J’avais fait appeler Joseph mais il semblait avoir fui loin de là. Très loin de là.

Je ne savais toujours pas comment m’y prendre pour me rappeler quoi que ce soit. J’étudiais avec précaution la lettre de conseils que m’avait laissée Joseph, mais rien ne m’aidait. Et après avoir fait le tour de mes idées – toutes plus inutiles les unes que les autres- j’avais attrapé un vieux crayon à papier qui trainait sur le bureau. Et je commençais à dessiner des formes abstraites tout autour des mots de mon frère. Griffonner, ça m’avait toujours aidé à y voir plus clair.

Mon frère. Mon frère.

Je me répétais sans cesse ces mots. Mon frère. Joseph était mon frère. Les formuler n’avait rien de choquant mais ils ne prenaient pas plus de sens et Jo, pas plus d’importance. Il restait Jo. Le garçon étrange, énigmatique, écorché-vif que j’avais rencontré trois mois plus tôt. Il était un Maillot et j’étais une Lucas. Il était Jo et j’étais Jessy. Rien ne changerait jamais ça.

Son visage se révélait sous mes traits de crayon. Le dessin était étrangement bien réussi. Pourtant je n’avais aucun talent particulier. En réalité on le reconnaissait à peine mais son regard était juste. Il était froid. Ce n’était pas son regard habituel mais c’est celui qu’il avait depuis que j’avais découvert son secret. Glacial.

Je le fixais comme s’il était réel et une brûlure me parcourut toute entière. Je m’efforçais de la chasser en reprenant mon dessin, le modifiant. Un peu d’abord puis complètement, laissant libre court à mon imagination. Et à ma rage, qui grandissait de plus en plus. Je lui dessinais des cornes sur le crâne et donnais quelques coups de crayon sur les joues. Ses grandes dents lui donnaient l’aspect d’un vampire enragé. C’était un véritable chef d’œuvre. J’étais prête à rivaliser avec Trent.

Je saisis la feuille, la déchira en plusieurs morceaux et en fit une boule que je balançais de toutes mes forces vers la vitre. Elle s’envola par-dessus le rebord en pierre taillée de la terrasse. J’avais oublié que la fenêtre était ouverte.

Chassant la rage que la pensée du nouveau dédain de Jo m’inspirait, je me levais pour aller voir où mon œuvre d’art avait atterri. Mon projectile se trouvait entre les roses blanches et les roses rouges. A l’idée de devoir se battre avec les épines pour le récupérer, et sachant pertinemment que je perdrais deux ou trois batailles avant d’y arriver, un juron mêlé à un grognement m’échappa.

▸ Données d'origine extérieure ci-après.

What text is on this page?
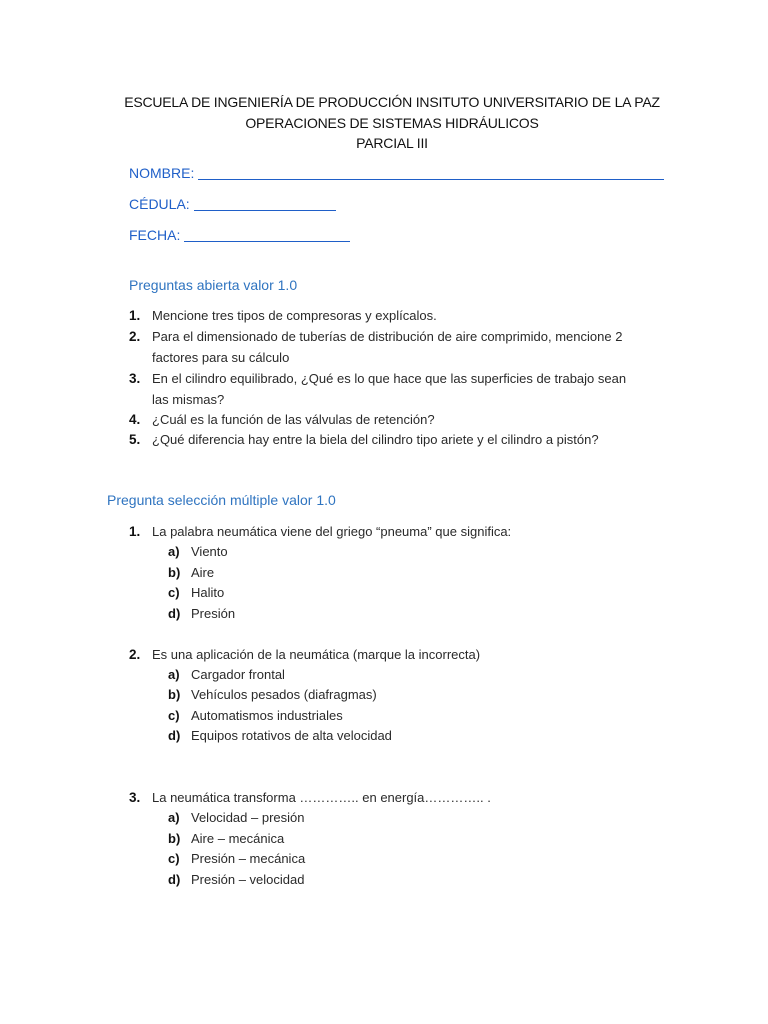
ESCUELA DE INGENIERÍA DE PRODUCCIÓN INSITUTO UNIVERSITARIO DE LA PAZ
OPERACIONES DE SISTEMAS HIDRÁULICOS
PARCIAL III
NOMBRE:
CÉDULA:
FECHA:
Preguntas abierta valor 1.0
1. Mencione tres tipos de compresoras y explícalos.
2. Para el dimensionado de tuberías de distribución de aire comprimido, mencione 2
factores para su cálculo
3. En el cilindro equilibrado, ¿Qué es lo que hace que las superficies de trabajo sean
las mismas?
4. ¿Cuál es la función de las válvulas de retención?
5. ¿Qué diferencia hay entre la biela del cilindro tipo ariete y el cilindro a pistón?
Pregunta selección múltiple valor 1.0
1. La palabra neumática viene del griego “pneuma” que significa:
a) Viento
b) Aire
c) Halito
d) Presión
2. Es una aplicación de la neumática (marque la incorrecta)
a) Cargador frontal
b) Vehículos pesados (diafragmas)
c) Automatismos industriales
d) Equipos rotativos de alta velocidad
3. La neumática transforma ………….. en energía………….. .
a) Velocidad – presión
b) Aire – mecánica
c) Presión – mecánica
d) Presión – velocidad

En traînant des pieds, je fis demi-tour, attrapa mes baskets et m’écroulai au sol pour les enfiler. Le mug de la veille avait glissé sous le lit, sans que je n’aie le moindre souvenir d’avoir avalé son contenu. Je l’attrapai et le déposai sur le bureau. Le souvenir du sourire amer que Joseph m’avait lancé avant de disparaitre, et la tendresse dont il avait su faire preuve, frappèrent mon esprit avec violence, comme une décharge électrique.

J’enroulais mes bras autour de mes genoux et y enfouis ma tête.

Lui seul avait le pouvoir de me faire passer de la rage à la compassion, en faisant un petit détour par la honte et la culpabilité, le tout en si peu de temps. Cela tenait presque du talent. Et moi, j’étais bien trop ridicule. N’arrivais-je donc pas à lui en vouloir plus de trente secondes ? Apparemment non.

Prisonnière d’un sentiment entre le dégoût et désarroi, j’abandonnai mon repli et partis à la recherche de mon dessin, qui faisait tâche au milieu de ces fleurs. Comme à son habitude, la bâtisse semblait abandonnée. On entendait la pluie qui s’écrasait contre les carreaux. Elle faisait résonnance à ma dépression naissante, ce qui rendait cette émotion plus réelle, et bien plus forte.

Comme pour ne pas me faire envahir par elle, je me précipitais à vive allure vers l’escalier. Je descendis les marches quatre à quatre, me laissai déraper sur le carrelage du hall et ouvrit a peine la grande porte avant de m’engouffrer dehors. En deux ou trois enjambées seulement, j’avais déjà contourné le premier pignon et je me retrouvais à l’extrémité sud du jardin, au milieu des tombes. Je n’y prêtais pas attention dans un premier temps.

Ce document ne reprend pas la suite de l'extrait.